Many types of fibers exist and find a variety of applications ranging from domestic garments to the field of space science. Fibers in various forms contribute to the development of industry. For example, fibers can be roughly classified into organic fibers, such as natural fibers obtained from plants and animals, synthetic fibers obtained by synthesizing organic chemical substances, semi-synthetic fibers, and regenerated fibers; and inorganic fibers, such as carbon fibers obtained by carbonizing, for example, an acrylic fiber or pitch as a starting material at a high temperature, glass fibers, metal fibers, and rock fibers.
Among these fibers, in particular, carbon fibers, which are lightweight and have mechanical properties of being very strong and highly elastic, are combined with a matrix resin and used as a fiber reinforced matrix composite.
Carbon fibers, which are typically composed of monofilaments having a diameter of several microns, have low elongation and thus easily fluff due to mechanical friction, etc. and are often difficult to handle. Therefore, carbon fibers are usually sized with a fiber treatment agent and used (see PTL 1 and 2). A fiber treatment agent enhances the bundling properties of carbon fibers, and a sizing treatment using a fiber treatment agent may also improve the physical properties of carbon fibers or carbon fiber bundles. Furthermore, the treatment agent present on the surface of carbon fibers can enhance the compatibility with a matrix resin and increases the adhesion of the interface between the matrix resin and carbon fibers.
Matrix resins that are combined with carbon fibers can be roughly classified into thermosetting resins and thermoplastic resins. When a thermoplastic resin is used as the matrix resin, a high toughness composite material can be easily obtained, compared to the use of a thermosetting resin, with excellent thermal processability as well, thus having a high utilization value.
Examples of fiber treatment agents that enhance compatibility with such a thermoplastic resin include polyamide-containing treatment agents. Carbon fibers treated with a polyamide-containing treatment agent for fibers have excellent compatibility with various thermoplastic resins, such as polyamides, polyesters, polyethylenes, and polycarbonates.
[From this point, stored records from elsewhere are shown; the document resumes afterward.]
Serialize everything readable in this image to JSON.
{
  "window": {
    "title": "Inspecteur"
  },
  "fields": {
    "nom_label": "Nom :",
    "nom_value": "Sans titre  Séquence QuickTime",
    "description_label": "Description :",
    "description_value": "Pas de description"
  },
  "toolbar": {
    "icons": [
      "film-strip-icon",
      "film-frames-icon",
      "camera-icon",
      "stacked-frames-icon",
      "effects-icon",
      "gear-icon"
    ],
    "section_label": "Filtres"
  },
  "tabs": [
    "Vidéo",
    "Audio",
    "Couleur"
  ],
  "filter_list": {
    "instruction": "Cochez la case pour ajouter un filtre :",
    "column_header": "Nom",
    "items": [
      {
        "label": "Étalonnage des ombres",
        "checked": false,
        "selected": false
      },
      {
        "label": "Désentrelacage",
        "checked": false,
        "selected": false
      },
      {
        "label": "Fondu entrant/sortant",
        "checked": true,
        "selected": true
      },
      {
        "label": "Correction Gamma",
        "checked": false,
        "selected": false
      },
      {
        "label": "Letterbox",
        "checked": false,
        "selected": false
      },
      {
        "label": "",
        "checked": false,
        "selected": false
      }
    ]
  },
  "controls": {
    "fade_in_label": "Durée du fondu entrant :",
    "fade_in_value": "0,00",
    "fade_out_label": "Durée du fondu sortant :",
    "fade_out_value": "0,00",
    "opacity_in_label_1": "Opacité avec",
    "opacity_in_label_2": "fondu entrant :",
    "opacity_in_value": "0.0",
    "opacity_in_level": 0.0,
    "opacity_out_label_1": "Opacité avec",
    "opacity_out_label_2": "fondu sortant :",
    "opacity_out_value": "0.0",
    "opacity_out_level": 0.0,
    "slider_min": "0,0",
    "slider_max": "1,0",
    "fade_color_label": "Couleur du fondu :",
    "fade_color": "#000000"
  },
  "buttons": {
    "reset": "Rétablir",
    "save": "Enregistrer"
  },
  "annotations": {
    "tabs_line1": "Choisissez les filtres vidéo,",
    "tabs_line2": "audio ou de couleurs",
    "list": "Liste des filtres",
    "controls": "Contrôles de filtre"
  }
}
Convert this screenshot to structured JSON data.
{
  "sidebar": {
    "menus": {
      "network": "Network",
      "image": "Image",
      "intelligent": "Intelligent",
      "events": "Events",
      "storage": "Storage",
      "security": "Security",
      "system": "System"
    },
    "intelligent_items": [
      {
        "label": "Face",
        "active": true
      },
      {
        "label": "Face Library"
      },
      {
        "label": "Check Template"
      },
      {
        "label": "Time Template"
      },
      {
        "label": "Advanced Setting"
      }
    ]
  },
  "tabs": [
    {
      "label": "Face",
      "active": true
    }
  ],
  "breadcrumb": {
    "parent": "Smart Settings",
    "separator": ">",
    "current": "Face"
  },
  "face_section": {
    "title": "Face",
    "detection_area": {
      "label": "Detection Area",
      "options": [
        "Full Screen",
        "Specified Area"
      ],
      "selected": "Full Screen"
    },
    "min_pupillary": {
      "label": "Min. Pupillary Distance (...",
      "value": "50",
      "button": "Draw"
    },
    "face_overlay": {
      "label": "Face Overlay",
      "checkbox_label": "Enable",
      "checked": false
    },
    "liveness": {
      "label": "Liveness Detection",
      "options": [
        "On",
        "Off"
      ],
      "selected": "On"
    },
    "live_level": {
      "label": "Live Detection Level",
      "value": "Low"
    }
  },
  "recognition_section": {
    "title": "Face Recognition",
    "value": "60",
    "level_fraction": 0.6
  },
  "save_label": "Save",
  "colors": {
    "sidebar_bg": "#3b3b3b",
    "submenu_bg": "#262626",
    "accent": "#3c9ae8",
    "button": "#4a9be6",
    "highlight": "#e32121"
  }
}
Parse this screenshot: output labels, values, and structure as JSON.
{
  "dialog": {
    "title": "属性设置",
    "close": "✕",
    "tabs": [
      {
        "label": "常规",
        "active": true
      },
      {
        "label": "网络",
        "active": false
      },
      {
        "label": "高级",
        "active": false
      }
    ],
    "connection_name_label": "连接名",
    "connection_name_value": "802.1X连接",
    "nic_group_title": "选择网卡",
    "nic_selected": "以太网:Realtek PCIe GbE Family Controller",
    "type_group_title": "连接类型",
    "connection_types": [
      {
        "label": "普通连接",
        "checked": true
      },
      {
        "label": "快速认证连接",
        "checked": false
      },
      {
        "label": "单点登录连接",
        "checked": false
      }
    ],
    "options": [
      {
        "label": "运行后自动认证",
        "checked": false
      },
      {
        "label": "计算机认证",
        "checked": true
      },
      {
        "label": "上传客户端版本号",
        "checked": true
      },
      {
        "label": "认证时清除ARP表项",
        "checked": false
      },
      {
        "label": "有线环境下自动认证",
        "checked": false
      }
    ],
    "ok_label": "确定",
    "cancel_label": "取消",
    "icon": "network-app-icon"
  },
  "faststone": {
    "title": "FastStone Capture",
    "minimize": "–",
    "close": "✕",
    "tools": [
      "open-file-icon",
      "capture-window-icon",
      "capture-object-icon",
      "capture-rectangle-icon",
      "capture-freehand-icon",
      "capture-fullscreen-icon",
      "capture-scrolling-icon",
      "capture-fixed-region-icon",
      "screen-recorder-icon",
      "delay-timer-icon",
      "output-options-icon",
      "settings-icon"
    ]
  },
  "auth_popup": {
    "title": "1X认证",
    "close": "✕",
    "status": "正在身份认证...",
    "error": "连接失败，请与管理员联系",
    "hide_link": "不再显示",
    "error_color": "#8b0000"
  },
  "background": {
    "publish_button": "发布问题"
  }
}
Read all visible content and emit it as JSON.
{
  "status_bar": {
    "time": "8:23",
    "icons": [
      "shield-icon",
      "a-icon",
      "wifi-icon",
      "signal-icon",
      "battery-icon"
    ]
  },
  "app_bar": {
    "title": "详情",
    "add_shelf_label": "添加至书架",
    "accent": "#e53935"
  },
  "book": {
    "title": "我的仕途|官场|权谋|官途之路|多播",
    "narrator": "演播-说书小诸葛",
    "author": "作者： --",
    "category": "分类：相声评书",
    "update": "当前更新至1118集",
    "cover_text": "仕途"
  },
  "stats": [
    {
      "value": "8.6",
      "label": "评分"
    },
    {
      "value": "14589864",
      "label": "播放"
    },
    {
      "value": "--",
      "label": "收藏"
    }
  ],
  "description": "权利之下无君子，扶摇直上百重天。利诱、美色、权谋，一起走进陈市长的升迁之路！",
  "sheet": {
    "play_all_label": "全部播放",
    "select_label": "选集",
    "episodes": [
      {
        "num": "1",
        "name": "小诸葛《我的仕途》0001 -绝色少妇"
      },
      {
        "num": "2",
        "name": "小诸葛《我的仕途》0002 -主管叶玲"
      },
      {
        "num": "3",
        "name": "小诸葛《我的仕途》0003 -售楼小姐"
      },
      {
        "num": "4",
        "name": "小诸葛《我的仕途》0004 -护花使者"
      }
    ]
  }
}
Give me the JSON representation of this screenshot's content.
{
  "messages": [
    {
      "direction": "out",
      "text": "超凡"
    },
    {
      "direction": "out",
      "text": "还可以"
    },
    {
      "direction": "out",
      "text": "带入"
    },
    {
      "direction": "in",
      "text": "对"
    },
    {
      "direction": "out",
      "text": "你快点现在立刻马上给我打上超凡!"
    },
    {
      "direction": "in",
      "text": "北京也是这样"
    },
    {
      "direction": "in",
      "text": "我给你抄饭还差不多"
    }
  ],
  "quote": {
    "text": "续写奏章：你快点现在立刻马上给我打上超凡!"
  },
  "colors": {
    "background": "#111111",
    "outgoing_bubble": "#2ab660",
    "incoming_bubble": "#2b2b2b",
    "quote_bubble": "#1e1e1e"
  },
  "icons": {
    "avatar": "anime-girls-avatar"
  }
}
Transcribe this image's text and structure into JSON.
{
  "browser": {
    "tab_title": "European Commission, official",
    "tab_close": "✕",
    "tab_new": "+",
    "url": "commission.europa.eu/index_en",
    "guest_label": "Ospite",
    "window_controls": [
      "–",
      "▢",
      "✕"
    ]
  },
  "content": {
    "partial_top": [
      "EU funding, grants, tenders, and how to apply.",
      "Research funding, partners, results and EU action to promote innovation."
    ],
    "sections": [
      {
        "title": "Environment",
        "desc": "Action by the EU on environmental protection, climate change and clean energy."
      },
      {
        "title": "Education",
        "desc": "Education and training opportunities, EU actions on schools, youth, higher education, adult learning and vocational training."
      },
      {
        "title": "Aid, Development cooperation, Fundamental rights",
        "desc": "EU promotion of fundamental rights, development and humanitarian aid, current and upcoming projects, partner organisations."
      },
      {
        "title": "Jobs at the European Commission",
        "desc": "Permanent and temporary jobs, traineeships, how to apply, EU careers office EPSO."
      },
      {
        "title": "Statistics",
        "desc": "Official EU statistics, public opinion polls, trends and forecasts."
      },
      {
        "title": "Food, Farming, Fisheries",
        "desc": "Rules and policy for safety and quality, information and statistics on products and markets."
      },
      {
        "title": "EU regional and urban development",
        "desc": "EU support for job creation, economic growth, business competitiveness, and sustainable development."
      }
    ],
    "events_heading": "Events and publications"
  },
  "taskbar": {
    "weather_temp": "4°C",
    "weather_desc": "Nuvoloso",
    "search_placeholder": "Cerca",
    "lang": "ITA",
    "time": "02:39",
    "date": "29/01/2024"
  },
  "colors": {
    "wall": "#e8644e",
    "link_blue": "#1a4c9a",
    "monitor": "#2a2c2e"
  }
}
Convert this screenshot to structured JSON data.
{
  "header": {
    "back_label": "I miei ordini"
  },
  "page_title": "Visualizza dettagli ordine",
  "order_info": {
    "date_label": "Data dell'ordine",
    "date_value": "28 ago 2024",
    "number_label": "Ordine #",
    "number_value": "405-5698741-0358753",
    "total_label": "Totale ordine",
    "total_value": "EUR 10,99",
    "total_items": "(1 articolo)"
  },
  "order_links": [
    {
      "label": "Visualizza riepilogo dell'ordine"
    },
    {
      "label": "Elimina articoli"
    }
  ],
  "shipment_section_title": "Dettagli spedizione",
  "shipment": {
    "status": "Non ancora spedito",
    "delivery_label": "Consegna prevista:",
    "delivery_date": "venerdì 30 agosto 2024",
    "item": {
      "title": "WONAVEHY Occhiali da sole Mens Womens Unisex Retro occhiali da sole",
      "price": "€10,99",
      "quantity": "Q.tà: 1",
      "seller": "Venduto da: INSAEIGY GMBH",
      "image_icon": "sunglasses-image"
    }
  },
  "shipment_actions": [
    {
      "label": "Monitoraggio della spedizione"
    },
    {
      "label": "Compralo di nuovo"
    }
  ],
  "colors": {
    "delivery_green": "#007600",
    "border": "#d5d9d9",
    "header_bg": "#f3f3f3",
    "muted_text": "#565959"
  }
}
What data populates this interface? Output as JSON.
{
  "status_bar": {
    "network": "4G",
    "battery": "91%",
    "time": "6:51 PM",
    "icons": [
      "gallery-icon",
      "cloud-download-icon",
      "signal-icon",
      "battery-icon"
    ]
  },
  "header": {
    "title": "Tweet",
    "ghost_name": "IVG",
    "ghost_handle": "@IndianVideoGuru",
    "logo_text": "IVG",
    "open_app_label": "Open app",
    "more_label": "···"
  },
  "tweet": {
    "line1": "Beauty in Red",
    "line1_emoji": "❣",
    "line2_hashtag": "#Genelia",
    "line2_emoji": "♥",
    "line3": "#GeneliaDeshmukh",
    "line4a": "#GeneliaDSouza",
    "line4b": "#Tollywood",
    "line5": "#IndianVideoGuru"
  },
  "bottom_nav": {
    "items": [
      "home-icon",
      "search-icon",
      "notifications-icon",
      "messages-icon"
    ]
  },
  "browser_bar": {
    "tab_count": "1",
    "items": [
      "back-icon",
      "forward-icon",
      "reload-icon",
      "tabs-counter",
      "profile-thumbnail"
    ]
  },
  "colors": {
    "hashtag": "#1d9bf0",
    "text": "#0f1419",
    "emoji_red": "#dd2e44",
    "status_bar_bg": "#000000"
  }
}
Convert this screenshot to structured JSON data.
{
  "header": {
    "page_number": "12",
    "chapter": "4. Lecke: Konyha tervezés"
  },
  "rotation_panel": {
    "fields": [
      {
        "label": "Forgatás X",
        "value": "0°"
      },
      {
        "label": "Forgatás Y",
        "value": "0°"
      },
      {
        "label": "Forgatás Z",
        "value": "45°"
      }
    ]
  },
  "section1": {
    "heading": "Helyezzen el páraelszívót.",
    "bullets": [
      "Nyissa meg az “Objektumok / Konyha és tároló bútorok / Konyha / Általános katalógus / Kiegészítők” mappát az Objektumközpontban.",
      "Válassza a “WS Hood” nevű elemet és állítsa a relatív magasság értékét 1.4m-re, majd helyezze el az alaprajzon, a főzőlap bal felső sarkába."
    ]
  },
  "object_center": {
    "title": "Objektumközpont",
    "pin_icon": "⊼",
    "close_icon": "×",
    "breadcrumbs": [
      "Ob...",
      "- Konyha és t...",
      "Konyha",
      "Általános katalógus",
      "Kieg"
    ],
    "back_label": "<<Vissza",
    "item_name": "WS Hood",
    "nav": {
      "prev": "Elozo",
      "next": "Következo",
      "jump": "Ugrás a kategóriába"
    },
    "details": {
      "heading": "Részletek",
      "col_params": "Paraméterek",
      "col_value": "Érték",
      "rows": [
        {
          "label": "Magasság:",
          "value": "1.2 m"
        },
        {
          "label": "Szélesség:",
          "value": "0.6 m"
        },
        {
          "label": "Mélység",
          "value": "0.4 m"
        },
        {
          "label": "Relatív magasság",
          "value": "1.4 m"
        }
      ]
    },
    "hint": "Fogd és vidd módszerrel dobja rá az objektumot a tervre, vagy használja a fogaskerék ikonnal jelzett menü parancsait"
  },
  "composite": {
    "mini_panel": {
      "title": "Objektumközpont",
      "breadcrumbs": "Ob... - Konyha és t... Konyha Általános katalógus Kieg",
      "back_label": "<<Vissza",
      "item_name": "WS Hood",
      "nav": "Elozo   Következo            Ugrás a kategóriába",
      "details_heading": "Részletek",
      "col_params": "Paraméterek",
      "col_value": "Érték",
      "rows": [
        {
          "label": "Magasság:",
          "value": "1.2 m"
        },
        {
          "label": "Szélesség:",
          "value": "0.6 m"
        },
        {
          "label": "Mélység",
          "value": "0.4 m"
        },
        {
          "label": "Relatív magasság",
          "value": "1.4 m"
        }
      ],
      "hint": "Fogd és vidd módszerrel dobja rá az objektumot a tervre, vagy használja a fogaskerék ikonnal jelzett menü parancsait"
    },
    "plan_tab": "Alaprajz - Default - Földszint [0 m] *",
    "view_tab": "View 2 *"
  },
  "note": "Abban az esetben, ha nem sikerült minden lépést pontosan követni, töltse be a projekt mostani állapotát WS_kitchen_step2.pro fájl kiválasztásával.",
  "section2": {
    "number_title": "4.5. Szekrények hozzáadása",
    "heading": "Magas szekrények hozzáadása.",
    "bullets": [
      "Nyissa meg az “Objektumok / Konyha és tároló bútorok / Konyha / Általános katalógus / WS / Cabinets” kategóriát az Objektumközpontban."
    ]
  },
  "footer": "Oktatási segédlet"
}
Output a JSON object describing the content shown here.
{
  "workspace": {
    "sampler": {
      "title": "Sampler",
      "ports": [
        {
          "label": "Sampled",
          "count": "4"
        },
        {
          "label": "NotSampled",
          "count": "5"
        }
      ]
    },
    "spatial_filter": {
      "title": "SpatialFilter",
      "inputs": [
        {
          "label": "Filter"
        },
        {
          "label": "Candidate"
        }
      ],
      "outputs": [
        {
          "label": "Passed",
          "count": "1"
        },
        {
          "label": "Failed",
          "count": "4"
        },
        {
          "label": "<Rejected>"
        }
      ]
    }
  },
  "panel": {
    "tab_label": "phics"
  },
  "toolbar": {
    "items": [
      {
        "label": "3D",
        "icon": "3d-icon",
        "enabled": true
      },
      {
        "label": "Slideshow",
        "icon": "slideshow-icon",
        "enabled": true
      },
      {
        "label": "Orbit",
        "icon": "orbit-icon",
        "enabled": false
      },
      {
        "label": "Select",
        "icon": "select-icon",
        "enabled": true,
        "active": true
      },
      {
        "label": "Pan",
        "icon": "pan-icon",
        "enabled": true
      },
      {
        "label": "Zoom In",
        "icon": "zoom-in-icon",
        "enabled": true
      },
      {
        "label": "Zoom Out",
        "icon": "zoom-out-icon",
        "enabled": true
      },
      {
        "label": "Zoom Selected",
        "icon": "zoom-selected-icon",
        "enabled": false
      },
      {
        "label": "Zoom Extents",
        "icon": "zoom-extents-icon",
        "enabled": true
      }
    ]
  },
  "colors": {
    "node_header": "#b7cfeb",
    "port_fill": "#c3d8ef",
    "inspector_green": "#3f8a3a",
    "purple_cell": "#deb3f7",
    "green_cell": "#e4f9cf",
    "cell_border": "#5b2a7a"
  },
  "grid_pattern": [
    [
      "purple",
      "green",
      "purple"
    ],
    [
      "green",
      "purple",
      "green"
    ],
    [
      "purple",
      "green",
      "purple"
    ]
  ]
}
Examples of such polyamide-containing fiber treatment agents include those comprising water-soluble polyamides (see PTL 3, 4, and 5). These treatment agents are not only highly soluble in water but also impart sufficient bundling properties to shape carbon fibers and allow the resulting carbon fiber bundles to be uniformly dispersed in water. Therefore, such treatment agents can be preferably used to uniformly disperse carbon fibers in an inorganic matrix slurry, such as concrete. However, water-soluble polyamides, which originally have the property of being soluble in water, absorb a greater amount of moisture in the air than common water-insoluble polyamides and may impart tackiness to the carbon fiber bundle surface with time, thus impairing the processability of carbon fiber bundles. Further, when carbon fiber bundles are adhered to a matrix resin to form a composite material, delamination tends to occur due to the influence of moisture absorbed by the treatment agent, and mechanical properties, such as strength and flexural elasticity, and durability of the molded product may deteriorate. Accordingly, in applications in which the treatment agent tends to be in contact with water or air, usable ranges may be limited.
To improve the water resistance of such water-soluble polyamides, a method comprising crosslinking a water-soluble polyamide with a curing agent, such as blocked isocyanate, to make the polyamide insoluble in water (see PTL 5), and a method comprising heating until a water-soluble polyamide is self-crosslinked to be insoluble in water (see PTL 6) are known. However, when a crosslinking method is used, a functional group (e.g., a carboxyl, amino, or hydroxyl group), which is present on the carbon fiber interface and which helps to improve the adhesion through a hydrogen bond to the matrix resin, reacts. This reduces the functions of the functional group and may lower the adhesion. The heat treatment method may also thermally degrade polyamides and matrix resins.
It is also known that a water-insoluble polyamide, such as copolymer nylon, is dispersed in the form of particles in water and the resulting aqueous polyamide resin dispersion is used as a fiber treatment agent (see PTL 7).
When such a water-insoluble polyamide resin (water-insoluble polyamide) is formed into an aqueous dispersion and used as a fiber treatment agent, the fiber treatment agent has higher water resistance than a fiber treatment agent comprising a water-soluble polyamide, and thus can be used in applications for which water-soluble polyamides are unsuitable.
Compared to using a water-soluble polyamide resin or like solution as a fiber treatment agent, aqueous polyamide resin dispersion-type fiber treatment agents can more firmly fix the resin on the surface of carbon fibers or in the voids of carbon fiber bundles. This can greatly improve the heat resistance and physical properties of the carbon fibers or carbon fiber bundles. Accordingly, in particular, there has recently been an increasing demand for aqueous dispersion-type fiber treatment agents.
However, compared to using a water-soluble polyamide, the use of a water-insoluble copolymer nylon or like polyamide generally results in slightly poor adhesion to a matrix resin, partly due to the strong crystallinity of the resin. Accordingly, adhesion improvement has been desired.